Болезнь, близость смерти, несомненно, также разрыв с Эльзой и неспособность снова завоевать ее (хотя в этом он не хотел признаваться) привели к тому, что он взглянул на свою страну, свою работу, занятия литературой, свое прошлое с невыразимым разочарованием. Не сделано ничего, чем можно было бы гордиться. Его работа в министерстве, совершенно бесполезная, была просто одним из способов грабить казну. Его литературная продукция составляла две малюсенькие книжечки рассказов, о которых он стеснялся даже упоминать. Начинал он писать с увлечением, со страстью; однако теперь ясно видел, что результаты ничтожны; ему не удалось достигнуть того, к чему он стремился, и он почти утратил желание повторять свои попытки. Особенно угнетало его ежедневное общение с глубоко развращенной средой. В этом смысле пример Гильермо Линареса — историка, перед которым он преклонялся несколько лет назад, молодого учителя, с которым в университетские годы чувствовал себя связанным общностью интересов, — показал ему скудость всех его тщеславных притязаний. Он словно увидел себя в кривом зеркале.

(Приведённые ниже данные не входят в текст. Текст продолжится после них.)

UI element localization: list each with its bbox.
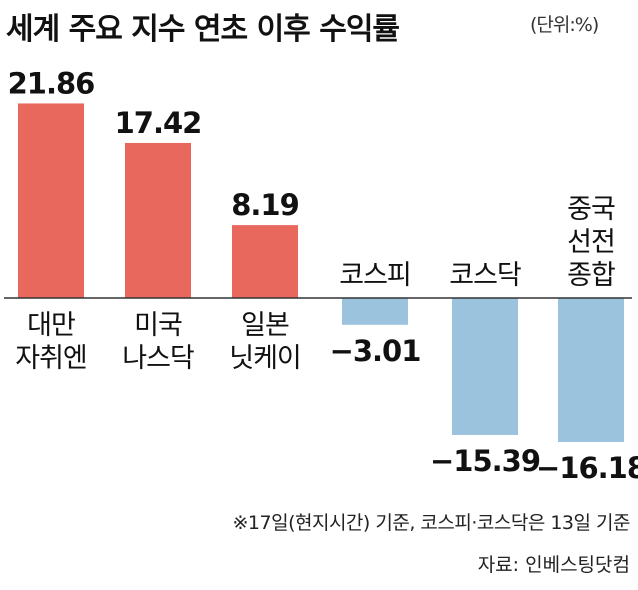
value-label-6: −16.18 <box>536 451 638 485</box>
value-label-2: 17.42 <box>115 106 202 140</box>
bar-4 <box>342 298 408 325</box>
bar-3 <box>232 225 298 298</box>
category-label-3-line-2: 닛케이 <box>229 343 301 374</box>
value-label-5: −15.39 <box>430 444 540 478</box>
source-note: 자료: 인베스팅닷컴 <box>477 554 630 576</box>
category-label-2-line-2: 나스닥 <box>122 343 194 374</box>
value-label-3: 8.19 <box>231 188 299 222</box>
category-label-5-line-1: 코스닥 <box>449 260 521 291</box>
bar-2 <box>125 142 191 298</box>
bar-6 <box>558 298 624 443</box>
chart-title: 세계 주요 지수 연초 이후 수익률 <box>6 12 400 47</box>
footnote: ※17일(현지시간) 기준, 코스피·코스닥은 13일 기준 <box>232 512 631 534</box>
category-label-1-line-2: 자취엔 <box>15 343 87 374</box>
category-label-1-line-1: 대만 <box>27 310 75 341</box>
value-label-1: 21.86 <box>8 66 95 100</box>
value-label-4: −3.01 <box>330 334 421 368</box>
category-label-3-line-1: 일본 <box>241 310 289 341</box>
category-label-4-line-1: 코스피 <box>339 260 411 291</box>
category-label-2-line-1: 미국 <box>134 310 182 341</box>
unit-label: (단위:%) <box>530 14 599 36</box>
category-label-6-line-2: 선전 <box>567 227 615 258</box>
category-label-6-line-3: 종합 <box>567 260 615 291</box>
category-label-6-line-1: 중국 <box>567 194 615 225</box>
bar-5 <box>452 298 518 435</box>
bar-1 <box>18 103 84 298</box>
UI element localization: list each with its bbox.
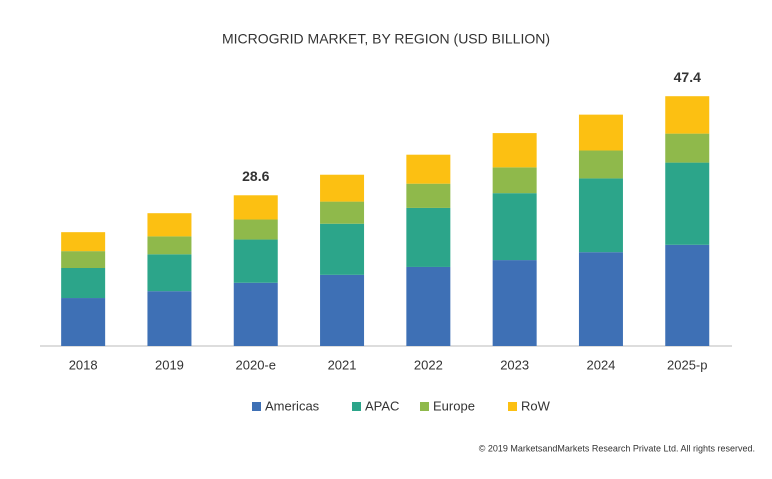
x-tick-label: 2022: [414, 357, 443, 372]
bar-segment: [233, 195, 278, 220]
x-tick-label: 2020-e: [236, 357, 276, 372]
bar-segment: [147, 236, 192, 255]
bar-segment: [406, 266, 451, 346]
bar-segment: [320, 274, 365, 346]
bar-segment: [492, 133, 537, 168]
bar-segment: [406, 183, 451, 208]
bar-segment: [578, 178, 623, 253]
bar-segment: [406, 154, 451, 184]
bar-segment: [61, 251, 106, 269]
legend-label: Americas: [265, 398, 320, 413]
x-tick-label: 2024: [586, 357, 615, 372]
bar-segment: [320, 174, 365, 202]
x-tick-label: 2019: [155, 357, 184, 372]
bar-segment: [233, 239, 278, 283]
bar-segment: [578, 252, 623, 346]
legend-label: RoW: [521, 398, 551, 413]
bar-segment: [492, 167, 537, 194]
bar-segment: [665, 96, 710, 134]
legend-swatch: [508, 402, 517, 411]
legend-swatch: [352, 402, 361, 411]
bar-segment: [147, 254, 192, 292]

Он перестал уважать Линареса, как многих, как многое, после второго своего пребывания в больнице; теперь он убедился, что друга его ничуть не интересовали идеи, двигало им только стремление устроиться. Линарес, повторял он с презрением, наиболее очевидный пример растления интеллигенции, порожденного личным честолюбием. И для него самого все могло превратиться в разменную монету. Он больше не думал ни о создании значительного очерка, ни даже о литературном авторитете, а только о статейках, непосредственно воздействующих на публику и способных тотчас принести ему успех. Каждая его похвала или хула должна была вызывать немедленный эффект. Его обуял страх превратиться в Линареса. Пав духом, он вообще перестал писать, ожидал Годо, как не раз упрекала его Эльза, хотя, возможно, дело было даже не в этом, а в обыкновенной лени или, если уж говорить начистоту, в отсутствии таланта.